For the uninitiated, SLR cameras work under the principle that the photographer peers through the main lens when framing his shot. What he sees in the viewfinder is the image that will end up on film. This works though a quickly-moving mirror that flips up at the magic moment to expose the film. (This explains the classic "moment of darkness" that accompanies the shwick-shwack noise we associate with photography. Think of every movie in which someone takes a picture.)
The A1 was a magnificent camera, offering a level of flexibility that attracted amateurs and professionals. Exposure could be aperture-priority or shutter-priority, meaning the photographer could choose the size of the lens opening or the shutter speed, and the camera would calculate the appropriate other measurement. Best of all, it had a "Program" setting, for which both shutter and aperture were automatic. All measurements showed up in the viewfinder in small, perfect red LED numbers, just below the image. It felt space-age at the time, and still feels clear and precise.

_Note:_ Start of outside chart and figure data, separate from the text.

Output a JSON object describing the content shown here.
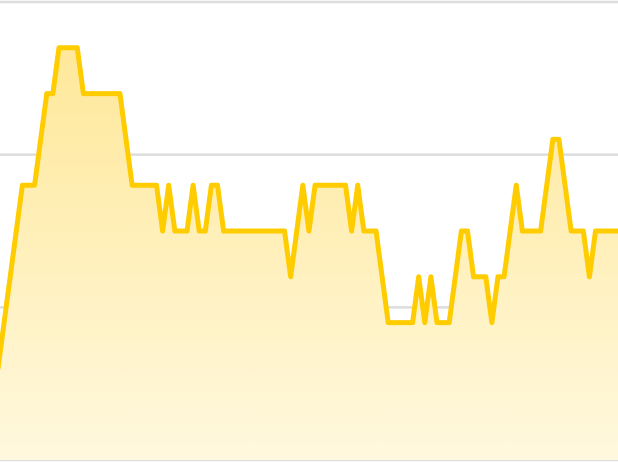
{
  "chart_data": {
    "type": "area",
    "ylim": [
      0,
      15
    ],
    "grid": true,
    "gridlines": [
      0,
      5,
      10,
      15
    ],
    "colors": {
      "line": "#FFCC00",
      "fill_top": "#FFE89A",
      "fill_bottom": "#FFF8DE",
      "grid": "#DDDDDD",
      "baseline": "#DDDDDD"
    },
    "x": [
      0,
      1,
      2,
      3,
      4,
      5,
      6,
      7,
      8,
      9,
      10,
      11,
      12,
      13,
      14,
      15,
      16,
      17,
      18,
      19,
      20,
      21,
      22,
      23,
      24,
      25,
      26,
      27,
      28,
      29,
      30,
      31,
      32,
      33,
      34,
      35,
      36,
      37,
      38,
      39,
      40,
      41,
      42,
      43,
      44,
      45,
      46,
      47,
      48,
      49,
      50,
      51,
      52,
      53,
      54,
      55,
      56,
      57,
      58,
      59,
      60,
      61,
      62,
      63,
      64,
      65,
      66,
      67,
      68,
      69,
      70,
      71,
      72,
      73,
      74,
      75,
      76,
      77,
      78,
      79,
      80,
      81,
      82,
      83,
      84,
      85,
      86,
      87,
      88,
      89,
      90,
      91,
      92,
      93,
      94,
      95,
      96,
      97,
      98,
      99,
      100,
      101,
      102,
      103
    ],
    "values": [
      3,
      4.5,
      6,
      7.5,
      9,
      9,
      9,
      10.5,
      12,
      12,
      13.5,
      13.5,
      13.5,
      13.5,
      12,
      12,
      12,
      12,
      12,
      12,
      12,
      10.5,
      9,
      9,
      9,
      9,
      9,
      7.5,
      9,
      7.5,
      7.5,
      7.5,
      9,
      7.5,
      7.5,
      9,
      9,
      7.5,
      7.5,
      7.5,
      7.5,
      7.5,
      7.5,
      7.5,
      7.5,
      7.5,
      7.5,
      7.5,
      6,
      7.5,
      9,
      7.5,
      9,
      9,
      9,
      9,
      9,
      9,
      7.5,
      9,
      7.5,
      7.5,
      7.5,
      6,
      4.5,
      4.5,
      4.5,
      4.5,
      4.5,
      6,
      4.5,
      6,
      4.5,
      4.5,
      4.5,
      6,
      7.5,
      7.5,
      6,
      6,
      6,
      4.5,
      6,
      6,
      7.5,
      9,
      7.5,
      7.5,
      7.5,
      7.5,
      9,
      10.5,
      10.5,
      9,
      7.5,
      7.5,
      7.5,
      6,
      7.5,
      7.5,
      7.5,
      7.5,
      7.5,
      7.5
    ]
  }
}
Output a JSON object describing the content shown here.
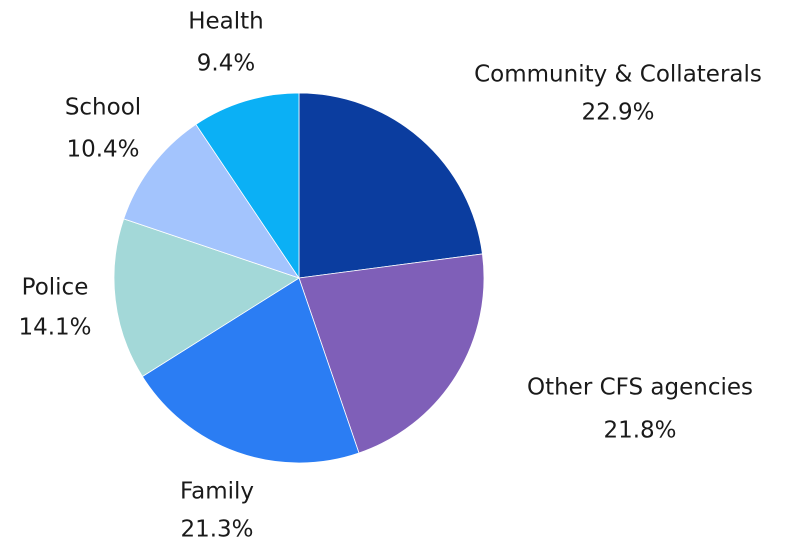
{
  "chart_data": {
    "type": "pie",
    "categories": [
      "Community & Collaterals",
      "Other CFS agencies",
      "Family",
      "Police",
      "School",
      "Health"
    ],
    "values": [
      22.9,
      21.8,
      21.3,
      14.1,
      10.4,
      9.4
    ],
    "value_labels": [
      "22.9%",
      "21.8%",
      "21.3%",
      "14.1%",
      "10.4%",
      "9.4%"
    ],
    "colors": [
      "#0b3d9f",
      "#7f5fb8",
      "#2b7df3",
      "#a3d8d8",
      "#a3c4fd",
      "#0bb0f5"
    ]
  }
}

It had features galore, too many to name here. You could stop-down the lens, actually closing the aperture to see the exact depth of field for your shot. Two self-timers. Exposure compensation. Double exposure!
Over two summers, I took charge of the Canon. We added a polarizer -- great for shots with water or sky. We bought special-effect filters from Cokin, a pre-Photoshop way to mask out parts of a shot and surround a face with flowers or change colors, all done in the camera without a computer. I still have a perfectly masked photo of myself playing cards against myself, a twelve year old me in both sides of the frame. Ah, the fun of the self-timer, the double exposure tab, and the Cokin filters! In high school, the Canon and I shot night skies, friends suspended mid-air over swimming pools, parties and pets.
My father had less success with the A1 than I did. Not for lack of trying, he found the tiny dials and mysterious abbreviations a bit baffling. Eventually he switched to easier point-and-shoots, and now has a magnificent little Sony digital with which he makes artistic close-ups of printed pages, his own Polariods, and shopping-mall trashcans. He blows up tiny corners of the frames to make spectacular abstract prints. Amazingly, he does this without a computer -- a nice reminder of the in-camera effects we used to get from the Cokin filters.
Last year my dad presented me with the Canon and all its accessories, thousands of dollars of gorgeous equipment in mint condition, now worth only a few hundred on eBay. He has gone completely digital. My photography remains a mix: I have a point-and-shoot digital, my stereoscopic slide cameras from the 1950's, and a new digital Canon camcorder to capture the baby. Unfortunately, I see no place at the table for my first love, the Canon A1.
Today's SLR has auto-focus, auto-exposure, modes for fast action and nighttime skylines, auto-bracketing, white balance manipulation, and more. Most importantly, they are all digital. The lure of hundreds of photos on one chip, no wasted film, cropping and editing on the computer is too strong for me. My next camera will be a digital SLR, capable of everything the A1 did but without the constraints of film. I will never run another roll through the Canon.
Should I sell you on eBay or let you sleep in endless retirement in the closet?
You taught me the true joy of photograpy. You taught me to consider the light and the dark. Stopping-down the lens taught me the concept of depth-of-field better than a semester of photography class. 36-exposure rolls of film taught me to take care with each shot. Farewell, my old friend, made obsolete by the digital revolution.